Footnotes

When I write blog entries, I find myself adding lots of information inline in parentheses and I think it makes reading the content more difficult. However, I still want to be able to add the ancillary information to help explain things that might need some background.

I’ve noticed that people like Charles Miller use footnotes for this – which seems like a good solution. I wanted to have cool footnotes with links from the inline number to the associated footnote, and that’s a lot of code to put in each time you want to add a few words of explanation for something. I decided I needed to improve my toolset.

I’ve added a footnote button to my JS Quicktags1 which will do two things:

  1. Insert a number at the current cursor position2 with a link to the footnote being added below.
  2. Insert a list item in an ordered list (and create the ordered list if needed) with the footnote entered in the prompt.

This makes it very easy for me to add my footnotes3 as I’m composing an entry. It isn’t perfect though. The footnotes are added in the order they are manually entered, rather than the numbers corresponding to the order in which the notes appear in the post. For example, if I add a few notes inline as I’m and decide I should have added a note back in paragraph 1, the footnote I add will be the last footnote in the list and numbered accordingly. In the future I may try to make it renumber all the footnotes whenever one is added, but for now I’m pretty happy with the way it’s working.

I haven’t decided yet if it’s better to keep the <sup> tags in there or not. Currently, they are in the beta download, but I don’t have them in my local code4. What is the prevailing wind on sup tags and semantics?

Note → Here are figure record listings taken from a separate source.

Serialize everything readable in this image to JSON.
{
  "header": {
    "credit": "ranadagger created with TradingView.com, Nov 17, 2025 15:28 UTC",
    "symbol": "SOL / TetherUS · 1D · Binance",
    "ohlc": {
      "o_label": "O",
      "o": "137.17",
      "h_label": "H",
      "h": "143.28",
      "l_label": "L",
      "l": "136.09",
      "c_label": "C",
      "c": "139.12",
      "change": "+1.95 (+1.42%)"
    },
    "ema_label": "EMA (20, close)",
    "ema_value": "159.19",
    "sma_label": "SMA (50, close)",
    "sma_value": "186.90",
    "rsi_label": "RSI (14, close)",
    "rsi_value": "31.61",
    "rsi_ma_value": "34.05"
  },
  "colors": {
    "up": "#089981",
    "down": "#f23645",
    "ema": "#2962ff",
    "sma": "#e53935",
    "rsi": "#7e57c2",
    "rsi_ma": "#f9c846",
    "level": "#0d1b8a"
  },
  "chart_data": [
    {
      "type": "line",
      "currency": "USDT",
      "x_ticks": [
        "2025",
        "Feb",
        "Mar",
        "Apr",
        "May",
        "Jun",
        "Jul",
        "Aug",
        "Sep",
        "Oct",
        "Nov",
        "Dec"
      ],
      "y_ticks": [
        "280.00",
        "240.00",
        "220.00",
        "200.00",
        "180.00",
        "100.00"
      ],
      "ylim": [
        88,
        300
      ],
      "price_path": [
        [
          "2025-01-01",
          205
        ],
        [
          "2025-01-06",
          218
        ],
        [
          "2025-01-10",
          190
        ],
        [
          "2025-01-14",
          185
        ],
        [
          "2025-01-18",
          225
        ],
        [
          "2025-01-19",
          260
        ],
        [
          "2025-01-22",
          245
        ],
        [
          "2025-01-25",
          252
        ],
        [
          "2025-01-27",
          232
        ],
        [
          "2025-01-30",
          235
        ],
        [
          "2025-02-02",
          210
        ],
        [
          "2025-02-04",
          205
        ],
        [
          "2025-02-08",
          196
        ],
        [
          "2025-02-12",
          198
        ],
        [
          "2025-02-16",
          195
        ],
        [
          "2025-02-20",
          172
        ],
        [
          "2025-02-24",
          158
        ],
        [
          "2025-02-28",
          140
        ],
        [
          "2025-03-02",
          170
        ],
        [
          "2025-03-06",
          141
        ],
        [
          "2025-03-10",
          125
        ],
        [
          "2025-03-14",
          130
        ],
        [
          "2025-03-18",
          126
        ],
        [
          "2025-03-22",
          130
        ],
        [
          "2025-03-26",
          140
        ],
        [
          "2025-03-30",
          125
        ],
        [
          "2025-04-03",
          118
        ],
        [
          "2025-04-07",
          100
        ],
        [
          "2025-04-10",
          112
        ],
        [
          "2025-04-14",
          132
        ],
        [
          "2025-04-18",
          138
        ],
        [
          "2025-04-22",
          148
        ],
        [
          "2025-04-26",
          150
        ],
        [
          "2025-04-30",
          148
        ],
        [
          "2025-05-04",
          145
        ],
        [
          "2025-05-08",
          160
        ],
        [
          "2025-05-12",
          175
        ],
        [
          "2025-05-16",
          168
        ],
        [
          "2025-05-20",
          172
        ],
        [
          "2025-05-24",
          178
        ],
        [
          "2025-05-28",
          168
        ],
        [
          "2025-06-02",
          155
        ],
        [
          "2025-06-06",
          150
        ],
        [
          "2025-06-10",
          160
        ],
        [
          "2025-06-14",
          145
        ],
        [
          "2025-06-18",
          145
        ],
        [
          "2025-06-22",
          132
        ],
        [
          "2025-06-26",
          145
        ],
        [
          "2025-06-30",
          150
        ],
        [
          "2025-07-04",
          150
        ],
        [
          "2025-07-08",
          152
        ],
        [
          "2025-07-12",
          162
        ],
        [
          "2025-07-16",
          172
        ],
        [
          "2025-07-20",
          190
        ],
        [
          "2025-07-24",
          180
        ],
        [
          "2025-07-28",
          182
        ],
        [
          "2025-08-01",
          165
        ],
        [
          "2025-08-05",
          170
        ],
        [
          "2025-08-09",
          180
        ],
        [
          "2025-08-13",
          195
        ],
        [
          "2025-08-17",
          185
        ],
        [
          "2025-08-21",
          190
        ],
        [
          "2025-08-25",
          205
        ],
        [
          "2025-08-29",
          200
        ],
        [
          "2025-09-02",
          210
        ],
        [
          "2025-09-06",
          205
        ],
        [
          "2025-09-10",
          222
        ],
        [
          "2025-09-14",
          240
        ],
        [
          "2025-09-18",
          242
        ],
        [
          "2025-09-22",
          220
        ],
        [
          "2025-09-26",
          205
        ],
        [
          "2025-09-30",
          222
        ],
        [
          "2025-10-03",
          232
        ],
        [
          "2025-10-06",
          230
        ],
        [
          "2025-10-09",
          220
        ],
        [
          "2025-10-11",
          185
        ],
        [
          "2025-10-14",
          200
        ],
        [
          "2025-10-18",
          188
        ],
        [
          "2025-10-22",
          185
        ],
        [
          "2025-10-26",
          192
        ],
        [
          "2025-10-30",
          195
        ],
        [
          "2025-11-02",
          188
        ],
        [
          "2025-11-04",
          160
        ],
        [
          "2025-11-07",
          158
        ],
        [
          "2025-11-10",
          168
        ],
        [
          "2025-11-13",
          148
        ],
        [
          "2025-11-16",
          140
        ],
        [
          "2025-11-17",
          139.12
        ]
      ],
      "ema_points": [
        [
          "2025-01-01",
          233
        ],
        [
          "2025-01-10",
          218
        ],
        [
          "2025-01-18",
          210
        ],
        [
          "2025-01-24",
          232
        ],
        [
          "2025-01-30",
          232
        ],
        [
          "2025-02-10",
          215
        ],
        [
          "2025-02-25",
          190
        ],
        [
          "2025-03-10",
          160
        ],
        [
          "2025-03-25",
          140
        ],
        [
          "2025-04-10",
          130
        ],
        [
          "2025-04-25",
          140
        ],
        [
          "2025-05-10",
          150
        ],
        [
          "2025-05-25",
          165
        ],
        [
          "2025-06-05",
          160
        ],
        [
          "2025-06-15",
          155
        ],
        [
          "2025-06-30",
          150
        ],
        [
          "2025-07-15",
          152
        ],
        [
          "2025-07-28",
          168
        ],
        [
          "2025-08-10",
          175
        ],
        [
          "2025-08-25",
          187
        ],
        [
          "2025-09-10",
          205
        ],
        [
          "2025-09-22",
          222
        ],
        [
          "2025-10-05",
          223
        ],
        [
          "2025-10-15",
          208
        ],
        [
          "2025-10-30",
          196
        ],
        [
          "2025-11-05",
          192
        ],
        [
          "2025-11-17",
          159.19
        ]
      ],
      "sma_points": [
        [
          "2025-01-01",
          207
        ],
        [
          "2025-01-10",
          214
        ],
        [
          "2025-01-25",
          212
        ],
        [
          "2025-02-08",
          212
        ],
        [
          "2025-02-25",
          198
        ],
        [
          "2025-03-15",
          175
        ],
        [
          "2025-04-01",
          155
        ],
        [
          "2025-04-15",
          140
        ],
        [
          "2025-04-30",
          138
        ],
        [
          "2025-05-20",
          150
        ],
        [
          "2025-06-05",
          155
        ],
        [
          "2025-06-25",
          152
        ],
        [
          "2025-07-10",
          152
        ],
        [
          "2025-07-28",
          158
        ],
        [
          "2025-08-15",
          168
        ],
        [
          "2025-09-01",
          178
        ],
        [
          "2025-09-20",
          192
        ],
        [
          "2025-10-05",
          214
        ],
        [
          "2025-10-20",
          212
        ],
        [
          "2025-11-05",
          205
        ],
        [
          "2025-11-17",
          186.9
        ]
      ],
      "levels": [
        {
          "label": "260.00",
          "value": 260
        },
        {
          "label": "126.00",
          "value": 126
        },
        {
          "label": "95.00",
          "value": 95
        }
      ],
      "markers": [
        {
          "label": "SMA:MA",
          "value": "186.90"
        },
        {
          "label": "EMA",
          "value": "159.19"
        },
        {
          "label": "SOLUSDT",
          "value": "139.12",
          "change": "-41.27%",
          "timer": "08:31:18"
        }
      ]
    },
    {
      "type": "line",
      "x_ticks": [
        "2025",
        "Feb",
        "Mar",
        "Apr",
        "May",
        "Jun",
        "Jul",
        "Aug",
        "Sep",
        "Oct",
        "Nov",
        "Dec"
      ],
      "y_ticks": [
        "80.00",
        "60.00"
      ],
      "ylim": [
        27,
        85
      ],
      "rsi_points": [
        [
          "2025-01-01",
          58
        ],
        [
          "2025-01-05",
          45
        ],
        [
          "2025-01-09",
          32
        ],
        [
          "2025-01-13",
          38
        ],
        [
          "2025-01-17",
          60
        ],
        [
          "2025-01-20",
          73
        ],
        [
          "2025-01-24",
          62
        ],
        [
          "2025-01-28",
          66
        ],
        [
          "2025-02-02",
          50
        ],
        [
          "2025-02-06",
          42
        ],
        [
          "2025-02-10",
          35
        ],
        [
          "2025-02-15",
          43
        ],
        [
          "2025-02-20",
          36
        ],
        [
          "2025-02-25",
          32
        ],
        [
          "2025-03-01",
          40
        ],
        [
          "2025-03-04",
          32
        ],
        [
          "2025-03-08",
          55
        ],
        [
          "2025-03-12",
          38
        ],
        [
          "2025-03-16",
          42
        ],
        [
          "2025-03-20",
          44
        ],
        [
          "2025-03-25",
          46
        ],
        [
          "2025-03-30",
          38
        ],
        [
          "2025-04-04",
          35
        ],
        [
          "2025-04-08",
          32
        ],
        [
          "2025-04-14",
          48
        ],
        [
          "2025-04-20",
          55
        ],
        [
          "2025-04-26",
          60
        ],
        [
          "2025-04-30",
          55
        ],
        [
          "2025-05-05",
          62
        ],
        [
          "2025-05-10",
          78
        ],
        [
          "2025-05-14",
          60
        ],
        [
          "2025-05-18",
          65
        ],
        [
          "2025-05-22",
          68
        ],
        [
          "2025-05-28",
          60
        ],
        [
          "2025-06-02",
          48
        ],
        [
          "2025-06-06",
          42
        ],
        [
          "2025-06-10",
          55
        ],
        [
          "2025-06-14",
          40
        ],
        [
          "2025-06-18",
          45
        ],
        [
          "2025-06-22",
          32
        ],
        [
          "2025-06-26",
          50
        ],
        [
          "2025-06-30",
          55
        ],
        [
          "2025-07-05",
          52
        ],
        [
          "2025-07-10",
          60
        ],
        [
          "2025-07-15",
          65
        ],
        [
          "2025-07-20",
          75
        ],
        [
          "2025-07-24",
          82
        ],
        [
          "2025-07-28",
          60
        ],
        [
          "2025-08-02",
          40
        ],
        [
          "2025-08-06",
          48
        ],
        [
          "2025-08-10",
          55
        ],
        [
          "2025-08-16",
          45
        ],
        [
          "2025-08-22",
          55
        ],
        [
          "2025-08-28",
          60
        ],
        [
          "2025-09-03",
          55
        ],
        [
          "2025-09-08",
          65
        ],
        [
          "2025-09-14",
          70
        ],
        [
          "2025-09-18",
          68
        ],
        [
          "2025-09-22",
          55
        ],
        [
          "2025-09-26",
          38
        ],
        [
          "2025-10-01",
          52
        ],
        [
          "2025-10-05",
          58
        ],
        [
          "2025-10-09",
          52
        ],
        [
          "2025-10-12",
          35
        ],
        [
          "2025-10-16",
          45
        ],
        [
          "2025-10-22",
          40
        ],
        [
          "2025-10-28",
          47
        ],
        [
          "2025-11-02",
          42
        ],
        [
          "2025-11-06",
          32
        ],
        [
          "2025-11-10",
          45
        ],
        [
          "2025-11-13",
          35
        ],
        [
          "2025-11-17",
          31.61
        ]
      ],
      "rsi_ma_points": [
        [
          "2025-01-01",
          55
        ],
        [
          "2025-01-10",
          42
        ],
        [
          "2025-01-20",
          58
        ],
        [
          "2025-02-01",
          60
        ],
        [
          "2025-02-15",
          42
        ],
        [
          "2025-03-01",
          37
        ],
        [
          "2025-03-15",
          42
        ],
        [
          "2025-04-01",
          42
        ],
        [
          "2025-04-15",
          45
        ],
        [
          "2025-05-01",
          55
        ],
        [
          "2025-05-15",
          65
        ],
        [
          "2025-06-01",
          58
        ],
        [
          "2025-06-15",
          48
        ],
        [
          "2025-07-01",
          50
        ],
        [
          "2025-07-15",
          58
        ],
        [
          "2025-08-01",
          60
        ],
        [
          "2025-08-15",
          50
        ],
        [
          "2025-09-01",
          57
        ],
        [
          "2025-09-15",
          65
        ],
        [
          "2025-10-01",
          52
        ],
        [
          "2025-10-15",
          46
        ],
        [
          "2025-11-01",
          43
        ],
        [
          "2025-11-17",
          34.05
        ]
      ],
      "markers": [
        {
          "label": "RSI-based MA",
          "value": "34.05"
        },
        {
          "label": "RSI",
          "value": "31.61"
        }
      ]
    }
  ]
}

Feel free to sound off in the comments.

I’ve zipped up a version of the JS Quicktags with the footnote code as 1.2 beta 1.

Feedback and code improvements are very much welcome.

  1. I was going to make this an optional button, but I decided it was best to just leave everything in and let people pull stuff out as needed.
  2. For Gecko and IE browsers – file those bugs against Safari.
  3. With all the interlinked goodness.
  4. I’m using CSS vertical-align: super; to make the links appear like footnotes. I’m also using JavaScript to highlight the footnote when you mouse over the link inline.